Le mouvement, dénommé « Opération Hôpitaux sans médecins », paralyse plusieurs établissements sanitaires du pays. Seul un service minimum est maintenu pour les urgences médicales et les banques de sang. Cette action s’inscrit dans la continuité de la grève lancée le 24 juin 2026 sur l’ensemble du territoire national.
Selon le SYNAMED, toutes les provinces sont concernées par l’opération « Hôpitaux sans médecins », à l’exception du Nord-Kivu, du Sud-Kivu et de l’Ituri, en raison du contexte sécuritaire et sanitaire qui y prévaut.
Ces provinces, confrontées à l’activisme de groupes armés tels que l’AFC/M23 et les ADF, font également face à une situation sanitaire préoccupante marquée par l’épidémie d’Ebola.
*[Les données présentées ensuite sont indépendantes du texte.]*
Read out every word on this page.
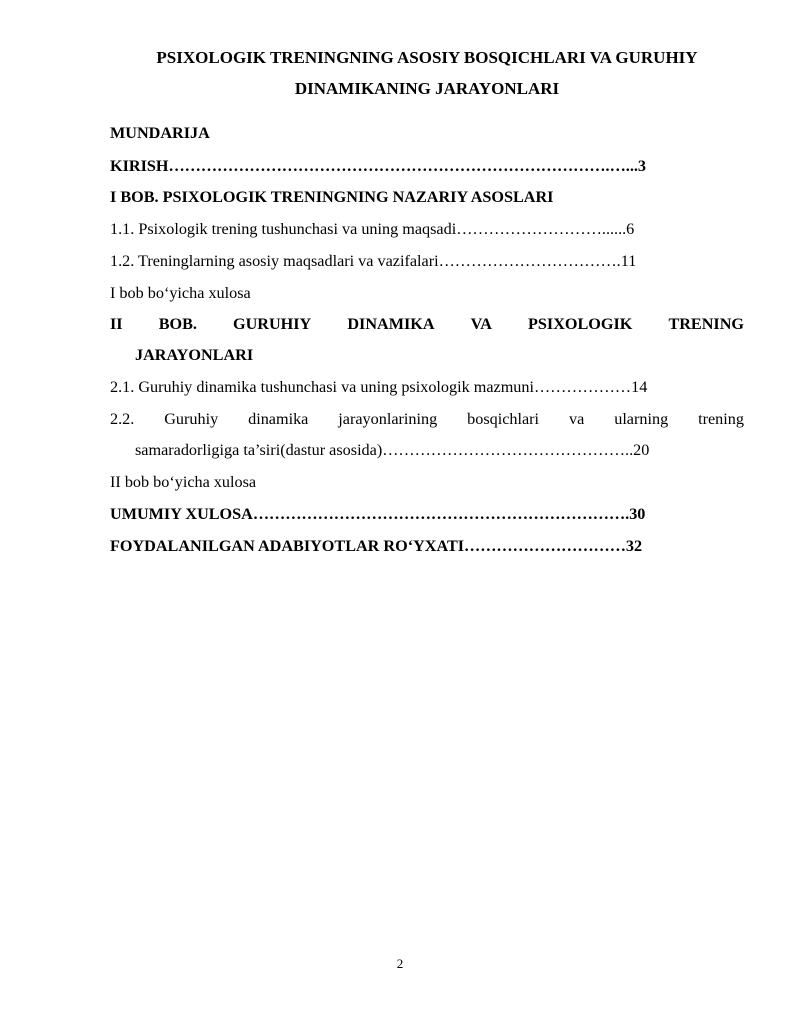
PSIXOLOGIK TRENINGNING ASOSIY BOSQICHLARI VA GURUHIY
DINAMIKANING JARAYONLARI
MUNDARIJA
KIRISH……………………………………………………………………….…...3
I BOB. PSIXOLOGIK TRENINGNING NAZARIY ASOSLARI
1.1. Psixologik trening tushunchasi va uning maqsadi………………………......6
1.2. Treninglarning asosiy maqsadlari va vazifalari…………………………….11
I bob bo‘yicha xulosa
II BOB. GURUHIY DINAMIKA VA PSIXOLOGIK TRENING
JARAYONLARI
2.1. Guruhiy dinamika tushunchasi va uning psixologik mazmuni………………14
2.2. Guruhiy dinamika jarayonlarining bosqichlari va ularning trening
samaradorligiga ta’siri(dastur asosida)………………………………………..20
II bob bo‘yicha xulosa
UMUMIY XULOSA…………………………………………………………….30
FOYDALANILGAN ADABIYOTLAR RO‘YXATI…………………………32
2
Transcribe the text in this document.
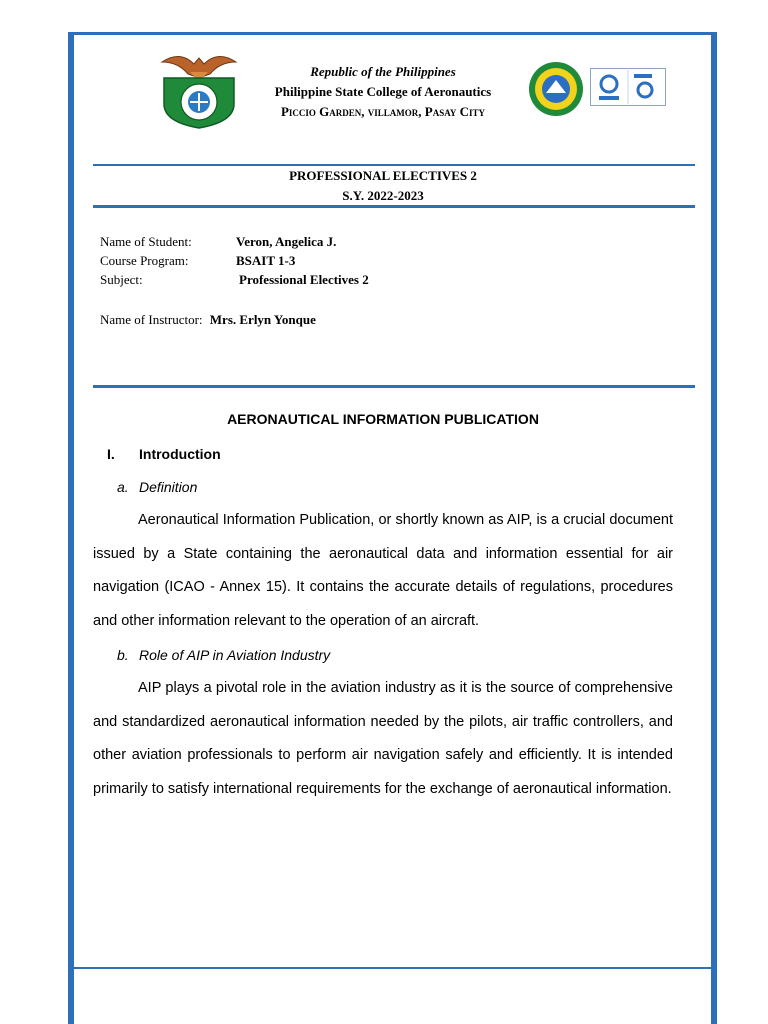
Republic of the Philippines
Philippine State College of Aeronautics
Piccio Garden, villamor, Pasay City
PROFESSIONAL ELECTIVES 2
S.Y. 2022-2023
Name of Student:	Veron, Angelica J.
Course Program:	BSAIT 1-3
Subject:	Professional Electives 2
Name of Instructor: Mrs. Erlyn Yonque
AERONAUTICAL INFORMATION PUBLICATION
I. Introduction
a. Definition
Aeronautical Information Publication, or shortly known as AIP, is a crucial document issued by a State containing the aeronautical data and information essential for air navigation (ICAO - Annex 15). It contains the accurate details of regulations, procedures and other information relevant to the operation of an aircraft.
b. Role of AIP in Aviation Industry
AIP plays a pivotal role in the aviation industry as it is the source of comprehensive and standardized aeronautical information needed by the pilots, air traffic controllers, and other aviation professionals to perform air navigation safely and efficiently. It is intended primarily to satisfy international requirements for the exchange of aeronautical information.
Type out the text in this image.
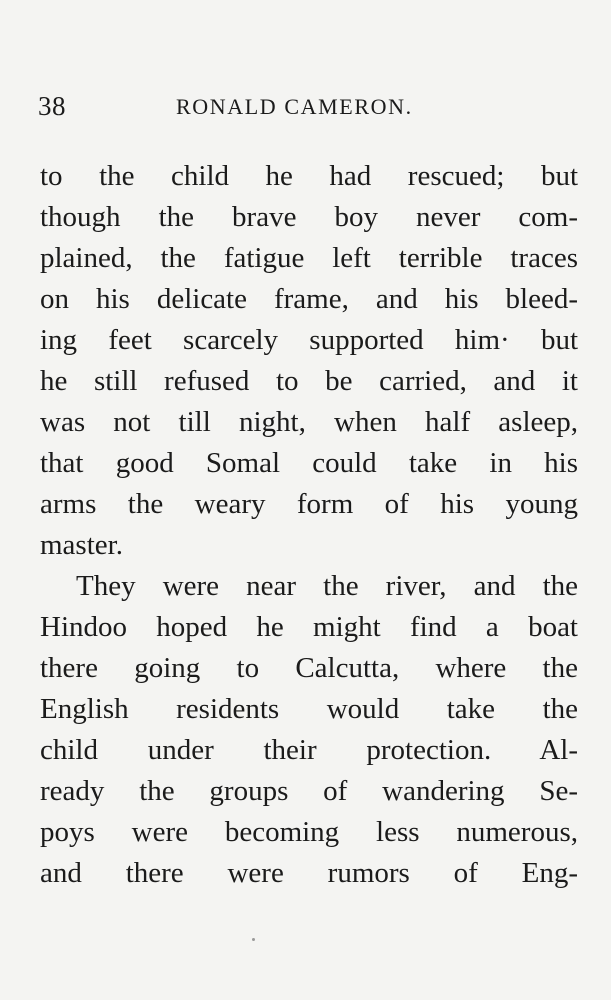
38	RONALD CAMERON.
to the child he had rescued; but
though the brave boy never com-
plained, the fatigue left terrible traces
on his delicate frame, and his bleed-
ing feet scarcely supported him· but
he still refused to be carried, and it
was not till night, when half asleep,
that good Somal could take in his
arms the weary form of his young
master.
They were near the river, and the
Hindoo hoped he might find a boat
there going to Calcutta, where the
English residents would take the
child under their protection. Al-
ready the groups of wandering Se-
poys were becoming less numerous,
and there were rumors of Eng-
Cette nouvelle phase d’arrêt complet de travail est prévue du 7 au 16 juillet 2026. Durant cette période, seuls les services d’urgence et les banques de sang resteront opérationnels, précise le syndicat.
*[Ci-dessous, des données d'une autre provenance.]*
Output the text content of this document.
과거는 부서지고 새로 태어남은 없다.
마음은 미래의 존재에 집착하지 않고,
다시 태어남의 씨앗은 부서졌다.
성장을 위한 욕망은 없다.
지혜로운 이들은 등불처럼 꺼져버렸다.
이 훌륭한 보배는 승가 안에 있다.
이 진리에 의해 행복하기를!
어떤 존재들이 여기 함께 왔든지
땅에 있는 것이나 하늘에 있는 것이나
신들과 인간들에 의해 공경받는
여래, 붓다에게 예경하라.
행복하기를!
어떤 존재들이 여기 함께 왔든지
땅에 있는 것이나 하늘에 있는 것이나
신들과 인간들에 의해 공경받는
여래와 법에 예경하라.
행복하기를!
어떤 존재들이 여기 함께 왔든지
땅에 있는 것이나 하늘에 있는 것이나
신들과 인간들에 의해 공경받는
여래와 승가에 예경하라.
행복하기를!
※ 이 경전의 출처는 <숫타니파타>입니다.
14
Après une semaine d’évaluation menée au niveau des structures de base, des bureaux provinciaux et de la coordination nationale du syndicat, les responsables ont décidé de durcir le mouvement.
Dans le Kwilu, les responsables syndicaux indiquent qu’à partir de ce mardi matin, les médecins de la province sont entrés dans une phase de radicalisation de la grève, caractérisée par un arrêt plus strict des activités dans les structures concernées.
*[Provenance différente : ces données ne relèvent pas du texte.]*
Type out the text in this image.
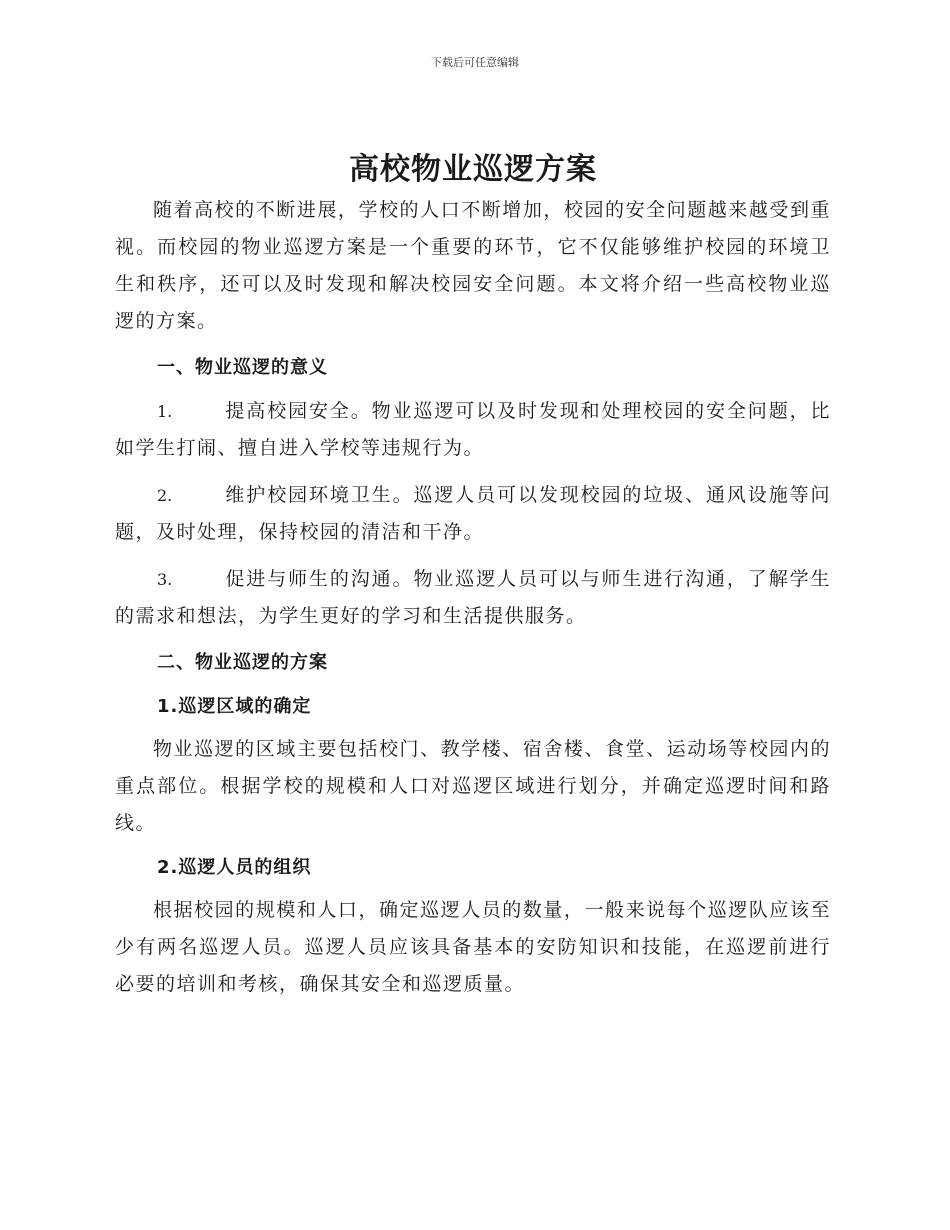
下载后可任意编辑
高校物业巡逻方案

随着高校的不断进展，学校的人口不断增加，校园的安全问题越来越受到重视。而校园的物业巡逻方案是一个重要的环节，它不仅能够维护校园的环境卫生和秩序，还可以及时发现和解决校园安全问题。本文将介绍一些高校物业巡逻的方案。

一、物业巡逻的意义

1.	提高校园安全。物业巡逻可以及时发现和处理校园的安全问题，比如学生打闹、擅自进入学校等违规行为。

2.	维护校园环境卫生。巡逻人员可以发现校园的垃圾、通风设施等问题，及时处理，保持校园的清洁和干净。

3.	促进与师生的沟通。物业巡逻人员可以与师生进行沟通，了解学生的需求和想法，为学生更好的学习和生活提供服务。

二、物业巡逻的方案
1.巡逻区域的确定

物业巡逻的区域主要包括校门、教学楼、宿舍楼、食堂、运动场等校园内的重点部位。根据学校的规模和人口对巡逻区域进行划分，并确定巡逻时间和路线。

2.巡逻人员的组织

根据校园的规模和人口，确定巡逻人员的数量，一般来说每个巡逻队应该至少有两名巡逻人员。巡逻人员应该具备基本的安防知识和技能，在巡逻前进行必要的培训和考核，确保其安全和巡逻质量。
Les médecins grévistes revendiquent notamment l’amélioration de leurs conditions de travail, le respect des engagements pris par le gouvernement ainsi que l’application effective des accords conclus avec les autorités. Ils estiment que plusieurs promesses inscrites dans le cahier des charges signé avec l’État demeurent, à ce jour, sans réponse concrète.
Cette cessation d’activités suscite de vives inquiétudes au sein de la population, particulièrement chez les patients qui dépendent des structures sanitaires publiques pour leurs soins. Plusieurs habitants craignent que la paralysie des services de santé n’entraîne une dégradation de la prise en charge médicale, notamment pour les personnes les plus vulnérables.